Easily Frightened G21

TigerPackLeader

Charter Member
I have recently been playing with the Lyons' G21 Grumman Goose and love the thing but have experienced an occasional issue I'm relating here in hopes somebody may have already seen and solved it.

This only happens when the aircraft is on the water and either moored or motionless. Suddenly it will be catapulted 500 feet into the air resulting in a crash. The airplane kind of crash, not the computer kind. It also happens occasionally when I open a saved flight in which the Goose was floating where I left it.

In every other respect this is an incredible airplane and performs beautifully. Any thoughts?
 
I don't suppose you were coming out of slew when this happened? If the aircraft is not solidly back on the ground/water when you're coming out slew, it will launch into the air.
 
Hi Willy, and thanks for the input.
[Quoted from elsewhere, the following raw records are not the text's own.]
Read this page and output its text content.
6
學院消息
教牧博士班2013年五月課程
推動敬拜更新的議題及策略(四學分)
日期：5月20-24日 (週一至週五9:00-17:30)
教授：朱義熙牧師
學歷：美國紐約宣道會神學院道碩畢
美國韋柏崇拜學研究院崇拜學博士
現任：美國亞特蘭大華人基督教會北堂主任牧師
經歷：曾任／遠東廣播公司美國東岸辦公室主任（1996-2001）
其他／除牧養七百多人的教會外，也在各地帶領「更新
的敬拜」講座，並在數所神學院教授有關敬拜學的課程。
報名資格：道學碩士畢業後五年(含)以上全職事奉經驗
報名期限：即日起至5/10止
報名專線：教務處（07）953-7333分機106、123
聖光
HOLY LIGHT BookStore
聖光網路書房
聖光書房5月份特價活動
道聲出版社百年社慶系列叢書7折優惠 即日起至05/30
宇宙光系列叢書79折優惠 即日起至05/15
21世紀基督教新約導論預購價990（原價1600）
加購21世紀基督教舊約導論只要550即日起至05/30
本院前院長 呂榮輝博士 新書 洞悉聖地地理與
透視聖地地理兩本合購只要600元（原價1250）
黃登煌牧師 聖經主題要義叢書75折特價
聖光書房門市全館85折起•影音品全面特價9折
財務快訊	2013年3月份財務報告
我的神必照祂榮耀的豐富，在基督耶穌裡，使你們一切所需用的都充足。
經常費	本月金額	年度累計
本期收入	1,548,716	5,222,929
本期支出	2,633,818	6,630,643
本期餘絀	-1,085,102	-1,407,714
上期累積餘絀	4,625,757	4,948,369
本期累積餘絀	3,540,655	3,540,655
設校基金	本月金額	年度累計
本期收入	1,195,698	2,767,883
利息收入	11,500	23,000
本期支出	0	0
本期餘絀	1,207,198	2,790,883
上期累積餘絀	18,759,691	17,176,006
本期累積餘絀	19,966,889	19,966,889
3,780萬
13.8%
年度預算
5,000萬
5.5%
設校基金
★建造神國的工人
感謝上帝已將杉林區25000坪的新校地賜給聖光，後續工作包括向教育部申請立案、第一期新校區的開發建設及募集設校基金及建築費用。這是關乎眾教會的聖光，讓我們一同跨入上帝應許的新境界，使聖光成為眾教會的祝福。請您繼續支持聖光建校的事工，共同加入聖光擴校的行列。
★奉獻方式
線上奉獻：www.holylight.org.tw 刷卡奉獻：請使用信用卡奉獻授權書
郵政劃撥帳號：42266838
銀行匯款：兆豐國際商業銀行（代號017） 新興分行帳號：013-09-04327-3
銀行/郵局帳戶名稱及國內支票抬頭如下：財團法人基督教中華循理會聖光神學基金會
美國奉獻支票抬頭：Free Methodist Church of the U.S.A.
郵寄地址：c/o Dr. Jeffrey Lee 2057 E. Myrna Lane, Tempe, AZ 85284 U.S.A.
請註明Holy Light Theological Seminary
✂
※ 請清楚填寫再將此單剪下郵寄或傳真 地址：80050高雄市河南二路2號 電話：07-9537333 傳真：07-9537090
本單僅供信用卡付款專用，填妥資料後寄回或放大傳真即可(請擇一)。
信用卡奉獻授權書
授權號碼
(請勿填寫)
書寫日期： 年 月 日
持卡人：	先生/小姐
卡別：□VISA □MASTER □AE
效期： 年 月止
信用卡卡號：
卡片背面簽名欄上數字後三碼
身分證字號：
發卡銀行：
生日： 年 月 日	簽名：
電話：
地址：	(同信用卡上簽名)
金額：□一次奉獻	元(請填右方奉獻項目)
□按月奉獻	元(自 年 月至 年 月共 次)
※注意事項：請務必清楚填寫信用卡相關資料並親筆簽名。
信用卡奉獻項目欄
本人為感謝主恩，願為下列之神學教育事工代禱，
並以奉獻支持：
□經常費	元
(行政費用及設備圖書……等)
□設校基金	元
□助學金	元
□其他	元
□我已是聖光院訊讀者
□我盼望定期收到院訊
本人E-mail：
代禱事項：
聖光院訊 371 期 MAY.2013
No, actually I can count on the fingers of no hands the times I've slewed using any FS9 aircraft. Wish I could say the same for real life.
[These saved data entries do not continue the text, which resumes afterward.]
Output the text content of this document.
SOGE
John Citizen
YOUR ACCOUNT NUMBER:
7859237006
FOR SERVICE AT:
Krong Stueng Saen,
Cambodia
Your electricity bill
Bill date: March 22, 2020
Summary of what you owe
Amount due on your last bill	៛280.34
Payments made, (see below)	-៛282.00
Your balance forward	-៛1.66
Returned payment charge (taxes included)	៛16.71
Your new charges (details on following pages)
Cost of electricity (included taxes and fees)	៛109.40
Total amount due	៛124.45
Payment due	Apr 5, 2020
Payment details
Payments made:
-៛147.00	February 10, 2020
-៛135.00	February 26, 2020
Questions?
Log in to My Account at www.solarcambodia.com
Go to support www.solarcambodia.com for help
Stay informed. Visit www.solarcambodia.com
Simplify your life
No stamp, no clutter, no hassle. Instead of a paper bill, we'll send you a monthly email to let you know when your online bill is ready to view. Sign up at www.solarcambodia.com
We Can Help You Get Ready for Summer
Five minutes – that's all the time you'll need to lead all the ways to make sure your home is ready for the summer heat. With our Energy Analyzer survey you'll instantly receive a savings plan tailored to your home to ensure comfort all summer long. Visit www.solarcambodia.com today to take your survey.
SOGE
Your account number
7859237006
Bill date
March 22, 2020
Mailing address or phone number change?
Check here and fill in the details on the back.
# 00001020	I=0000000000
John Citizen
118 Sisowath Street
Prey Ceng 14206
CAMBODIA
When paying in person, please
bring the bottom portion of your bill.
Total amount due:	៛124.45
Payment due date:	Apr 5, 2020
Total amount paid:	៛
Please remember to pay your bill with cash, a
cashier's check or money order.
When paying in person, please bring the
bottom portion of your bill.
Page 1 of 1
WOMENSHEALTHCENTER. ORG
I'm not sure if it matters but I've noticed the main wheels rotating as the airplane bobs on the swell.
 
Happy to be of service!

By the way, I realized that in my blog article, while I mentioned them, I failed to include the actual adjusted contact points I obtained courtesy of the Nor-Cal Prop Club. I edited that this morning so they are there in the blog now, but not yet in the html document that comes with my texture download. Sorry for that. In a post that long the mind wanders.
 
Looks good Ed, but I can't see you through the windscreen ... I expect the Goose is on autopilot and you're in back with the female passenger playing with the one eyed dog. Cripes, I tried but even that sounds inappropriate.
 
Hey TigerPackLeader, you forgot to mention the Mikko Maule repaint. Grabbed it as well.

Thank you.


ps. One eyed dog, interesting euphemism.
 
My e-mail this morning shows a couple more posts to this thread from edmoore235 but they don't appear here, at least not for me, even after several refreshes.